Ballantyne, Davidson, McIntyre v. Canada (Communications Nos. 359/1989 and 385/1989) was a case on Quebec's language law submitted in 1989 and decided by the Human Rights Committee of the United Nations in 1993.

==Facts==

Three English-speaking Quebecers: John Ballantyne, Elizabeth Davidson, and Gordon McIntyre, who owned businesses in Sutton, Quebec and Huntingdon, Quebec, challenged sections 1, 6 and 10 of Bill No. 178 (amendments to the Charter of the French Language) enacted by the government of Quebec in 1988. They alleged to be victims of violations of articles 2, 19 (freedom of expression), 26 (ban of discrimination) and 27 (minority rights) of the International Covenant on Civil and Political Rights by the Federal Government of Canada and by the Province of Quebec, because they were forbidden to use English in advertising or in the name of their firms.

==Human Rights Committee views==

Article 19: a violation was found, since a "state may choose one or more official languages, but it may not exclude, outside the spheres of public life, the freedom to express oneself in a language of one's choice".

Article 26: no violation found since "this prohibition applies to French speakers as well as English speakers, so that a French speaking person wishing to advertise in English, in order to reach those of his or her clientele who are English speaking, may not do so", no discrimination was found.

Article 27: HRC considered that English-speaking people in Quebec are not entitled to minority rights, since "English speaking citizens of Canada cannot be considered a linguistic minority".

==Separate opinions of HRC members==

Waleed Sadi filed a dissent, considering that domestic remedies were not exhausted by authors before appealing to Human Rights Committee.

Birame Ndiaye filed a dissent, too, referring to Article 27 as protecting French linguistic minority in Canada and considering the limitations to freedom of expression justifiable by protecting Article 27 rights.

Kurt Herndl filed a partly concurring and partly dissenting opinion, considering that rights in question had concerned only Article 19, not Article 27. He also questioned status of victims of Ballantyne and Davidson.

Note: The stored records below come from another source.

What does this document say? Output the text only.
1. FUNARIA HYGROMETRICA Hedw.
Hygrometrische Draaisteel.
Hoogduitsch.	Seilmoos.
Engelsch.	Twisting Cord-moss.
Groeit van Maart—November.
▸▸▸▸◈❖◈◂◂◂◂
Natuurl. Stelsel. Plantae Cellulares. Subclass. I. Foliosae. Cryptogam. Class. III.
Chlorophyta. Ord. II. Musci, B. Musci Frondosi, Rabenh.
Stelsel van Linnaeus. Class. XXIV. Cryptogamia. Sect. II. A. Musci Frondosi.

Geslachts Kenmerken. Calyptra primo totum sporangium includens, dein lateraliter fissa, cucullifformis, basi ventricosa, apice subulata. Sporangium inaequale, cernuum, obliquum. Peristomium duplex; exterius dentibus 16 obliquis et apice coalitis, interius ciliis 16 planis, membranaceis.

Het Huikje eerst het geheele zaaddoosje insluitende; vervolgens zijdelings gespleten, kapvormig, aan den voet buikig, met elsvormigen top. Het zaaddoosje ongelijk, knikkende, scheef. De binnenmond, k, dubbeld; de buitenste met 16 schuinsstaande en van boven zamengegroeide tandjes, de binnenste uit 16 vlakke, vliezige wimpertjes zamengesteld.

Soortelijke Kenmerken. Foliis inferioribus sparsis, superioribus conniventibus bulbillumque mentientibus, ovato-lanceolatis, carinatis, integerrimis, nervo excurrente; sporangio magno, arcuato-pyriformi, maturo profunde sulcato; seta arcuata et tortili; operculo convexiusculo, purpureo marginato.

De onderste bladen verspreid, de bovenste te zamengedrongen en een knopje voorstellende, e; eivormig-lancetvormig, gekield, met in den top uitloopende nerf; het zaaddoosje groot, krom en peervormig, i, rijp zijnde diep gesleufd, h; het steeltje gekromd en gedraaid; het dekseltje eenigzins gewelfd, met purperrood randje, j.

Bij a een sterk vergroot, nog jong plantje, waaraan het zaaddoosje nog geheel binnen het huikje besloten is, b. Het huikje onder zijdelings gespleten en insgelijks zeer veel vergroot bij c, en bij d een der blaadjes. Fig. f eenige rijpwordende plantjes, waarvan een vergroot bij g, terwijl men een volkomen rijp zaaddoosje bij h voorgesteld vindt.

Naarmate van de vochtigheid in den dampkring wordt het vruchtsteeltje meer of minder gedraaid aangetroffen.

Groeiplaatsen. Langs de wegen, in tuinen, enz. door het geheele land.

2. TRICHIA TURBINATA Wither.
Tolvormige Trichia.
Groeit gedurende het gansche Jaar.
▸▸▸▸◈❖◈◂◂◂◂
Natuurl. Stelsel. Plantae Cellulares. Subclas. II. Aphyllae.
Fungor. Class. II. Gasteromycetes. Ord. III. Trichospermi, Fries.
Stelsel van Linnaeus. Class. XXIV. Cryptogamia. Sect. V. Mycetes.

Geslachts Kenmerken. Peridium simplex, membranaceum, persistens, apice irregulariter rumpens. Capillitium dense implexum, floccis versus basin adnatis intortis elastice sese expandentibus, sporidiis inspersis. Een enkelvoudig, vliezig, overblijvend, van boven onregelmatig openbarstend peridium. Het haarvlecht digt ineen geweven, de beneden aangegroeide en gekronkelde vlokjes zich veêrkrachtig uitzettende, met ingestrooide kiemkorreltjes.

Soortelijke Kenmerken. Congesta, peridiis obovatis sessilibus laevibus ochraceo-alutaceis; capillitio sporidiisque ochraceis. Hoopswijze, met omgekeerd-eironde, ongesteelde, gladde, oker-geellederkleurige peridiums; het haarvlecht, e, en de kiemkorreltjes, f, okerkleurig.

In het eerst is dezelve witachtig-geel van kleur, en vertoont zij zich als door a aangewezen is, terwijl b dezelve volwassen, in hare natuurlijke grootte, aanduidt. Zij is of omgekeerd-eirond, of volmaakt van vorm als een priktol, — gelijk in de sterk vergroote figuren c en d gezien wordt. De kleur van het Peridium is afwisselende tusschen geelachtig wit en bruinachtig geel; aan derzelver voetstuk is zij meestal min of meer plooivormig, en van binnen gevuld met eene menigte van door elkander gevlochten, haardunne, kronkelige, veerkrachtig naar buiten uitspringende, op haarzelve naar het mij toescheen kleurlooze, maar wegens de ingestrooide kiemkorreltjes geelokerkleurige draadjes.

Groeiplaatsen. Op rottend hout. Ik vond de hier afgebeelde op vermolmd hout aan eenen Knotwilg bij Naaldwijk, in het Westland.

Bertil Wennergren filed a concurrence, considering that "prohibition to use any other language than French for commercial outdoor advertising in Quebec does not infringe on any of the rights protected under article 27".

Elizabeth Evatt, Nisuke Ando, Marco Tulio Bruni Celli, and Vojin Dimitrijević filed a concurrence stating that the term "minority" should not be interpreted "solely on the basis of the number of members of the group in question in the State party".